Amy Schatz: I think that the idea of the oratorical as is described by the founder is that there’s this idea of lifting up student voices, and that if we lift up student voices, we help them and we help our world. What I learned is that this whole community, these teachers, these principals, these coaches, families, that giving the kids so much love, and so much support that to me, it just showed what you can do, how you can help kids lives by supporting them and encouraging them to raise their voices. It’s also a love letter to teachers and to schools, showing what you can do when you when you put effort and how teachers encourage our kids above and beyond curriculum. I tend to think always that the kids are are deeply sophisticated and thoughtful and smart. But this project showed me how education and arts education can really help kids be their most extraordinary selves. That was exciting to make.

Some documentaries can be timeless, and this is one that falls in that rain. Is this a film that outside of HBO can be thrown in classes? Will you be taking this anywhere else?
Amy Schatz: The exciting thing is that HBO has is going to be offering this film beyond the paywall. So what that means is that it will be streaming for free on hbo.com, the day after the premiere, so then it will be available to anyone and everyone who has the ability to get on the internet. That’s really exciting. That means that it can be used in classrooms and it can be seen by many more people that would normally see it. They also are working on a curriculum plan for it. So Scholastic is developing that. There are some plans to extend its life beyond the HBO premiere which is very exciting to us.
During production, was there any particular scene or student that you saw and felt that it has to be included in the film?

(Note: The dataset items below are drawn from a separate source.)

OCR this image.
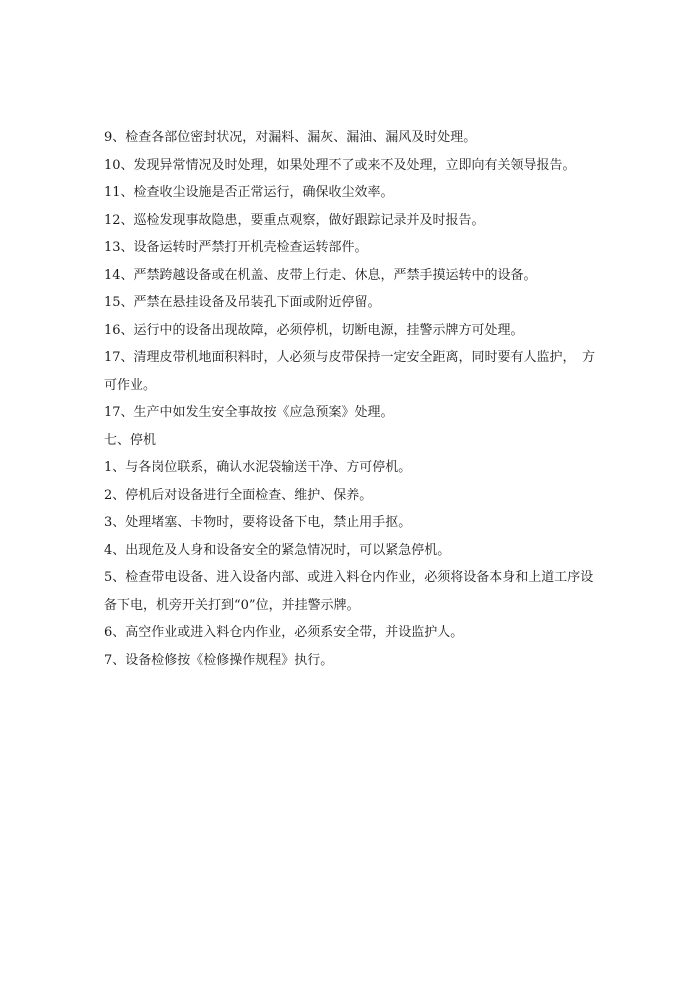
9、检查各部位密封状况，对漏料、漏灰、漏油、漏风及时处理。

10、发现异常情况及时处理，如果处理不了或来不及处理，立即向有关领导报告。

11、检查收尘设施是否正常运行，确保收尘效率。

12、巡检发现事故隐患，要重点观察，做好跟踪记录并及时报告。

13、设备运转时严禁打开机壳检查运转部件。

14、严禁跨越设备或在机盖、皮带上行走、休息，严禁手摸运转中的设备。

15、严禁在悬挂设备及吊装孔下面或附近停留。

16、运行中的设备出现故障，必须停机，切断电源，挂警示牌方可处理。

17、清理皮带机地面积料时，人必须与皮带保持一定安全距离，同时要有人监护，　方可作业。

17、生产中如发生安全事故按《应急预案》处理。

七、停机

1、与各岗位联系，确认水泥袋输送干净、方可停机。

2、停机后对设备进行全面检查、维护、保养。

3、处理堵塞、卡物时，要将设备下电，禁止用手抠。

4、出现危及人身和设备安全的紧急情况时，可以紧急停机。

5、检查带电设备、进入设备内部、或进入料仓内作业，必须将设备本身和上道工序设备下电，机旁开关打到“0”位，并挂警示牌。

6、高空作业或进入料仓内作业，必须系安全带，并设监护人。

7、设备检修按《检修操作规程》执行。
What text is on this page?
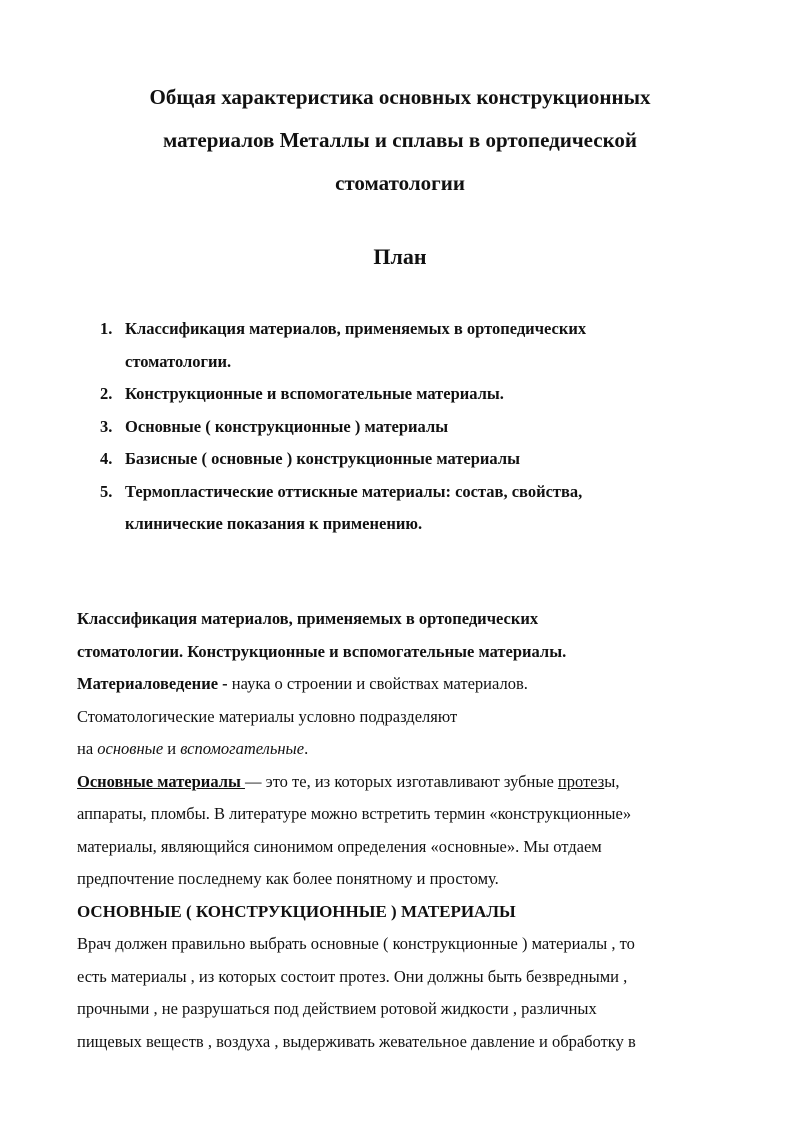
Общая характеристика основных конструкционных
материалов Металлы и сплавы в ортопедической
стоматологии
План
1. Классификация материалов, применяемых в ортопедических
стоматологии.
2. Конструкционные и вспомогательные материалы.
3. Основные ( конструкционные ) материалы
4. Базисные ( основные ) конструкционные материалы
5. Термопластические оттискные материалы: состав, свойства,
клинические показания к применению.

Классификация материалов, применяемых в ортопедических
стоматологии. Конструкционные и вспомогательные материалы.

Материаловедение - наука о строении и свойствах материалов.

Стоматологические материалы условно подразделяют

на основные и вспомогательные.

Основные материалы — это те, из которых изготавливают зубные протезы,
аппараты, пломбы. В литературе можно встретить термин «конструкционные»
материалы, являющийся синонимом определения «основные». Мы отдаем
предпочтение последнему как более понятному и простому.

ОСНОВНЫЕ ( КОНСТРУКЦИОННЫЕ ) МАТЕРИАЛЫ

Врач должен правильно выбрать основные ( конструкционные ) материалы , то
есть материалы , из которых состоит протез. Они должны быть безвредными ,
прочными , не разрушаться под действием ротовой жидкости , различных
пищевых веществ , воздуха , выдерживать жевательное давление и обработку в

Amy Schatz: So many of them kept being awesome. When I interview kids, I’m moved to tears. That tells me that there’s something incredibly original in the material. There was one moment early on when I interviewed the boy from Sri Lanka. He is a new immigrant to California. His family had just come because he was newly in America, maybe a year and he had heard about the Martin Luther King oratorical contest, and he didn’t know anything about Martin Luther King because he hadn’t been raised in this country. He had this moment where he said, “Who is this Martin Luther King Jr.” I want to know that.” and he basically described his discovery of Martin Luther King Jr. and his astonishment and his incredible admiration and love from Martin Luther King Jr. That was a moment when I saw the legacy of Martin Luther King through this young boy who hadn’t known about him. It was so fresh and so extraordinary really to be talking to this boy who learned everything he could about Martin Luther King and then decided to write a speech about how King’s efforts made him think about the conflict in his native country. So that was exciting.

I think another moment in thinking about what Luther King is a little boy named Gregory, who decided to do a tribute to MLK in reciting some passages from the Mountaintop speech and just hearing his understanding, his emotional connection in the speech, he also brought MLK alive. Those are those are a couple of moments that give you a sense of how history can inform us today and how words are powerful and how the oratorical tradition really has something to offer these these kids today. I love all of kids for their own for their own reason, but those are two examples of moments that really moved me during the filming.